Objectives The aims of the study were to determine bacterial pathogens frequently causing burn infections and their antimicrobial susceptibility patterns, to estimate the prevalence of multidrug resistance (MDR) among the isolated pathogens, and to evaluate the different risk factors for the development of burn wound infection. Background Infection in burn patients remains the significant source of morbidity and mortality. The aggressive use of antimicrobials has improved survival but led to an increased colonization and infection of pathogens that resist current therapies. Materials and methods The study was carried out by collecting swabs from 105 burnt patients during the period from October 2012 to November 2013. Semiquantitative assessment of bacterial growth was performed to distinguish between bacterial colonization and infections. MDR strains were detected including methicillin-resistance and vancomycin-resistance staphylococci and Gram-negative bacilli extended-spectrum b-lactamases and metallo-b-lactamases producers by standardized methods. Results Burn wound infections were polymicrobial in 26.6% of cases. Staphylococcus aureus was the most common aerobic isolate (32.4%). Among S. aureus, 76.5% were MDR strains, 73.5% were methicillin-resistant, and 17.6% were vancomycin resistant.

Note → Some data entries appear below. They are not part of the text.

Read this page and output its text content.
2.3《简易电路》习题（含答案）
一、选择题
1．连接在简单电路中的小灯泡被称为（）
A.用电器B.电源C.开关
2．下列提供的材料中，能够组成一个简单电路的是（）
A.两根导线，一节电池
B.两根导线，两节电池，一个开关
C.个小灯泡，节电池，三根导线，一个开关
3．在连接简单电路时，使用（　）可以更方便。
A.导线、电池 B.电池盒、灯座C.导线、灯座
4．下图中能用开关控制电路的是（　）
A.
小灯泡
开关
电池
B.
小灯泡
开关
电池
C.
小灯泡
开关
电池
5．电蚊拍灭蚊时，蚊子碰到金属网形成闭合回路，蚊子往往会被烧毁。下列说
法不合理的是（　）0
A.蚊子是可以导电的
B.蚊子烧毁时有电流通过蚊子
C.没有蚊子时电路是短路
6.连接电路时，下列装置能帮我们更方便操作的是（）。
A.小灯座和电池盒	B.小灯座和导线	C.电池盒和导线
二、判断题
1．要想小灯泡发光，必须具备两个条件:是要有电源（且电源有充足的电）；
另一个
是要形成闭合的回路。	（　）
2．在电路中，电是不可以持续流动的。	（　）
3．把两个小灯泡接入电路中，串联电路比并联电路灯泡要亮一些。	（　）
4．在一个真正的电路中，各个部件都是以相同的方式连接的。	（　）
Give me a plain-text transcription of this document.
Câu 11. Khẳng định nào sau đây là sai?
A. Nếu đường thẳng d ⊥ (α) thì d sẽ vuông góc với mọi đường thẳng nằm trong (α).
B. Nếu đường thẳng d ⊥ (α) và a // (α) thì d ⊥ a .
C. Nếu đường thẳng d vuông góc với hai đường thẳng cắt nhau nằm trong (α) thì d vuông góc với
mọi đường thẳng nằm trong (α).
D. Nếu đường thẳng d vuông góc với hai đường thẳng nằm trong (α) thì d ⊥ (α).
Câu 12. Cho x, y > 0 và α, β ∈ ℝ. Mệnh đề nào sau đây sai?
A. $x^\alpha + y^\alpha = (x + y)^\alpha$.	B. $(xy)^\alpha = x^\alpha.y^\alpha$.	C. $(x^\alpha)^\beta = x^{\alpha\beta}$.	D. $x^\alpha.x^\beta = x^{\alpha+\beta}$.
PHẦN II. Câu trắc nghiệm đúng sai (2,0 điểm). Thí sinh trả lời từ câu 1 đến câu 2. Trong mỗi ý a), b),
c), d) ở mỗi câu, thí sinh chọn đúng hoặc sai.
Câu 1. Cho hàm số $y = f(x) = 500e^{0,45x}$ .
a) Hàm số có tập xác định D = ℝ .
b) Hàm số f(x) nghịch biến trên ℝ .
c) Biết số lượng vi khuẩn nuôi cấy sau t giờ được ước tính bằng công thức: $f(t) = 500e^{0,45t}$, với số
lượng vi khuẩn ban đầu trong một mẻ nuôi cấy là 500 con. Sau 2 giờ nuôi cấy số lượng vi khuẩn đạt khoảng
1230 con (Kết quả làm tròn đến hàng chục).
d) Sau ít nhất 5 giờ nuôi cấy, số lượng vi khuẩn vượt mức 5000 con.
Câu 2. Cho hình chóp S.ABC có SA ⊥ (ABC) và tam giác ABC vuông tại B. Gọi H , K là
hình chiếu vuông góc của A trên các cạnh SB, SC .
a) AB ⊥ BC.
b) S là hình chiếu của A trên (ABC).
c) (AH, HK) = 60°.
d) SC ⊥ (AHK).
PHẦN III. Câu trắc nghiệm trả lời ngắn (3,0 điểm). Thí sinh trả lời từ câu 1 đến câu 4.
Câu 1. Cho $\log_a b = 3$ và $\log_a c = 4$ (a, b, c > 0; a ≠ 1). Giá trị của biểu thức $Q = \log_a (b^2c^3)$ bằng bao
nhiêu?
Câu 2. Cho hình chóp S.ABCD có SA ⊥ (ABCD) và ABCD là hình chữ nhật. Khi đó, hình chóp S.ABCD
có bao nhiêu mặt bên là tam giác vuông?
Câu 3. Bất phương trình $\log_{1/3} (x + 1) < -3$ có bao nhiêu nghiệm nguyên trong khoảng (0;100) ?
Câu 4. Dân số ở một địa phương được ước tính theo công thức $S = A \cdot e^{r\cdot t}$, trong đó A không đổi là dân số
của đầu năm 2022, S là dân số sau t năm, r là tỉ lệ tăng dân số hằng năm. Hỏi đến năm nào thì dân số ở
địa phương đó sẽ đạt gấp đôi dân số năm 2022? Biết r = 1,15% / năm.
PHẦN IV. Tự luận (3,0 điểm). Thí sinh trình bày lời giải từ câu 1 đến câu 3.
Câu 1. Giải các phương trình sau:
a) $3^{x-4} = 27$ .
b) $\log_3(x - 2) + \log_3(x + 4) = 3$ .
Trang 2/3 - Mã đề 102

Coagulase-negative staphylococci (CoNS) were represented by 16.2%. About 47% of CoNS strains were MDR strains, 47% were methicillin-resistant CoNS, and 23.6% were vancomycin-resistant CoNS. All Gram-negative bacteria isolated from burn wounds were MDR. Extended-spectrum b-lactamases were detected in 58.5%, whereas metallo-b-lactamases were detected in 43.4% of Gram-negative bacteria. The risk factors for burn wound infections were young age, low socioeconomic status, abuse of invasive procedures and antimicrobial, prolonged hospital stay, and improper control of burn-associated comorbidities. Conclusion The study highlights the high prevalence of MDR bacteria infecting burn wound in our hospitals.